Terkini.id, Jakarta - Mengapa wacana perpanjangan masa jabatan Presiden masih terus bergulir meski sudah berkali-kali ditolak Joko Widodo alias Jokowi?
Mantan Sekretaris Menteri BUMN, Muhammad Said Didu memberikan pendapat atas pertanyaan ini.
"Kan para penjilat sudah paham bahwa yang 'terjadi' atau yang 'diinginkan' adalah sebaliknya," kata Said Didu melalui akun Twitter pribadinya pada Senin, 28 Februari 2022.
Sebagaimana diketahui, belakangan kembali ramai pembicaraan mengenai perpanjangan masa jabatan presiden.
Dilansir dari Kompas, hal ini bermula ketika Ketua Umum (Ketum) Partai Kebangkitan Bangsa (PKB), Muhaimin Iskandar berharap adanya penundaan Pemilihan Umum (Pemilu) 2024.

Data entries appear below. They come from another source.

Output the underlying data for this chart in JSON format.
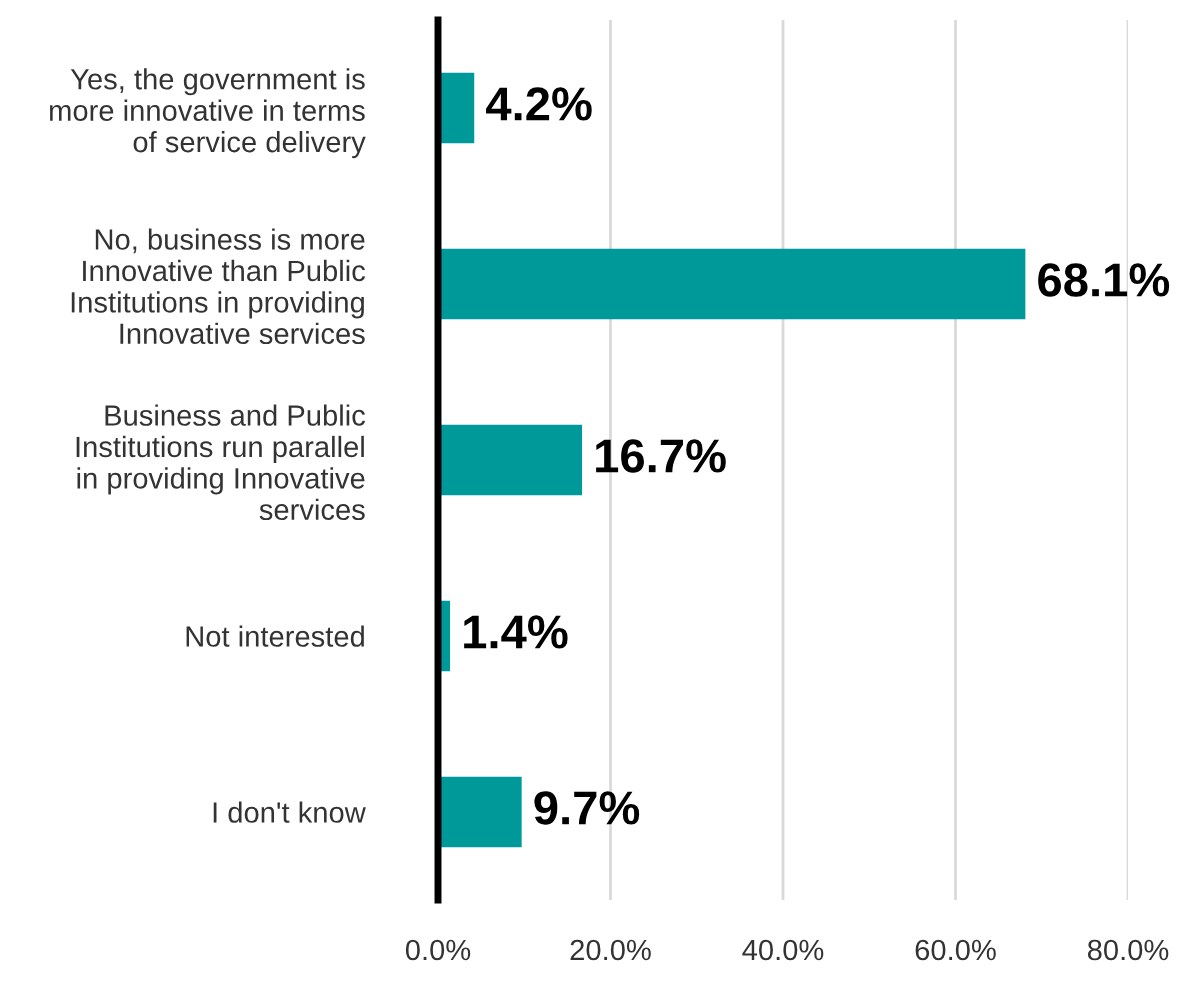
{
  "chart_data": {
    "type": "bar",
    "orientation": "horizontal",
    "categories": [
      "Yes, the government is\nmore innovative in terms\nof service delivery",
      "No, business is more\nInnovative than Public\nInstitutions in providing\nInnovative services",
      "Business and Public\nInstitutions run parallel\nin providing Innovative\nservices",
      "Not interested",
      "I don't know"
    ],
    "values": [
      4.2,
      68.1,
      16.7,
      1.4,
      9.7
    ],
    "value_labels": [
      "4.2%",
      "68.1%",
      "16.7%",
      "1.4%",
      "9.7%"
    ],
    "color": "#00999a",
    "xlim": [
      0,
      80
    ],
    "xticks": [
      {
        "value": 0,
        "label": "0.0%"
      },
      {
        "value": 20,
        "label": "20.0%"
      },
      {
        "value": 40,
        "label": "40.0%"
      },
      {
        "value": 60,
        "label": "60.0%"
      },
      {
        "value": 80,
        "label": "80.0%"
      }
    ],
    "grid": "x",
    "legend": false
  }
}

Muhaimin beralasan Pemilu 2024 perlu ditunda agar tidak mengganggu stabilitas ekonomi yang disebut ajkan membaik pada tahun tersebut.
Wakil Ketua DPR RI ini menilai bahwa Pemilu 2024 sebaiknya ditunda selama dua tahun.

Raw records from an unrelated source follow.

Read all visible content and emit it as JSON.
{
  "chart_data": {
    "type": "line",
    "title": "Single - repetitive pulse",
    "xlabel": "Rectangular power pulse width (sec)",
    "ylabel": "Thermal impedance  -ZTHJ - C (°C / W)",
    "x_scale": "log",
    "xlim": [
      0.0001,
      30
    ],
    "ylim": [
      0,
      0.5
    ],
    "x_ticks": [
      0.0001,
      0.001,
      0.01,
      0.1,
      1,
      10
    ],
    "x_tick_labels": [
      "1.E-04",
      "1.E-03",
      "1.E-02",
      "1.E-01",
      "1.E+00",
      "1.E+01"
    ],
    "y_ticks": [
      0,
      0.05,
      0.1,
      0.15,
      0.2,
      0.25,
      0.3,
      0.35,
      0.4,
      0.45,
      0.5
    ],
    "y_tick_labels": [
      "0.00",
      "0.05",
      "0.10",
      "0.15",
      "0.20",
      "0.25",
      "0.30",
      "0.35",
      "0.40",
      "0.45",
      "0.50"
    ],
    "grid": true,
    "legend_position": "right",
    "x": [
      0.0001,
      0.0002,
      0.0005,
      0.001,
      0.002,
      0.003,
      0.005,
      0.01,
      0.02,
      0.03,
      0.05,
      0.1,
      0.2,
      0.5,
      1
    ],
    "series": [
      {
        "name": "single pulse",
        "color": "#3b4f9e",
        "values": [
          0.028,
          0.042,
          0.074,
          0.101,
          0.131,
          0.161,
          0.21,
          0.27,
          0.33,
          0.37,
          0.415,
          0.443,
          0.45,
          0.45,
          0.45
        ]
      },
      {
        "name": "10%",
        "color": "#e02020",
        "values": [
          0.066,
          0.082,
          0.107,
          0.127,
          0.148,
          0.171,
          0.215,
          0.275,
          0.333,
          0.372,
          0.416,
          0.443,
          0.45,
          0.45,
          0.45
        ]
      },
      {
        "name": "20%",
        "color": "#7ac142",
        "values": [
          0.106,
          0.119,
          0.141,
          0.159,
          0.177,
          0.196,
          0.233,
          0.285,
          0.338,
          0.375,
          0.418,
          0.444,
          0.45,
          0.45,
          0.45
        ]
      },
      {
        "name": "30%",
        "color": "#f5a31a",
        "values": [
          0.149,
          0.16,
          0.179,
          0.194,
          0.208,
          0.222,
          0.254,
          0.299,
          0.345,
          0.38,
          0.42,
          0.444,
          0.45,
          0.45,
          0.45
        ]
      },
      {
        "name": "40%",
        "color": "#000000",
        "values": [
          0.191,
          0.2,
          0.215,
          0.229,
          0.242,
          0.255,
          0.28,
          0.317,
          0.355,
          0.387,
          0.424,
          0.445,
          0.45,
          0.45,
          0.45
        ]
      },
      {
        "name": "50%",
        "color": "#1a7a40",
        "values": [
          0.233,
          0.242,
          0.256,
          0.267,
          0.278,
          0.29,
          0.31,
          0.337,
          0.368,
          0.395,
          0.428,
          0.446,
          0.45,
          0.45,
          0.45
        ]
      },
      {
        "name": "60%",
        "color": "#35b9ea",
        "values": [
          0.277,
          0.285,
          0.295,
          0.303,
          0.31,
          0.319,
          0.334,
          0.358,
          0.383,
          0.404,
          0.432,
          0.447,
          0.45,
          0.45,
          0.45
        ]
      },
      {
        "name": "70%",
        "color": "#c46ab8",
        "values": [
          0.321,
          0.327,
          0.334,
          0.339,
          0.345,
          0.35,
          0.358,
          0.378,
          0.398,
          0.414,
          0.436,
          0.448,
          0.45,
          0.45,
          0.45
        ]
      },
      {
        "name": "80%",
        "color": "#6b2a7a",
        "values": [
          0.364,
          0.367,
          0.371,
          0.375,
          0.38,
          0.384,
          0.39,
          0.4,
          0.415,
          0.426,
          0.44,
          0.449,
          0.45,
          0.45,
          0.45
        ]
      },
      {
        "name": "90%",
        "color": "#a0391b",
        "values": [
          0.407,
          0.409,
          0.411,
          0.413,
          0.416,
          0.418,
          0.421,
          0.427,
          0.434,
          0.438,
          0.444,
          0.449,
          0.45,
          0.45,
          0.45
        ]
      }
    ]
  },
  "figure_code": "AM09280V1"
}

Pernyataan itu kemudian diperkuat oleh dua ketum partai lain, yakni Ketum Partai Golkar, Airlangga Hartarto dan Ketum Partai Amanat Nasional (PAN), Zulkifli Hasan.
Pembicaraan ini tentu semakin memperkuat wacana perpanjangan masa jabatan presiden yang sebelumnya telah beberapa kali mengemuka.
Namun, sebagaimana diketahui, Presiden Joko Widodo sendiri telah berkali-kali menolak wacana tersebut.
Jokowi menegaskan tidak setuju dengan usul masa jabatan presiden diperpanjang menjadi tiga periode.
Ia bahkan mencurigai ada pihak yang mengusulkan wacana tersebut, dengan sengaja untuk menjerumuskannya.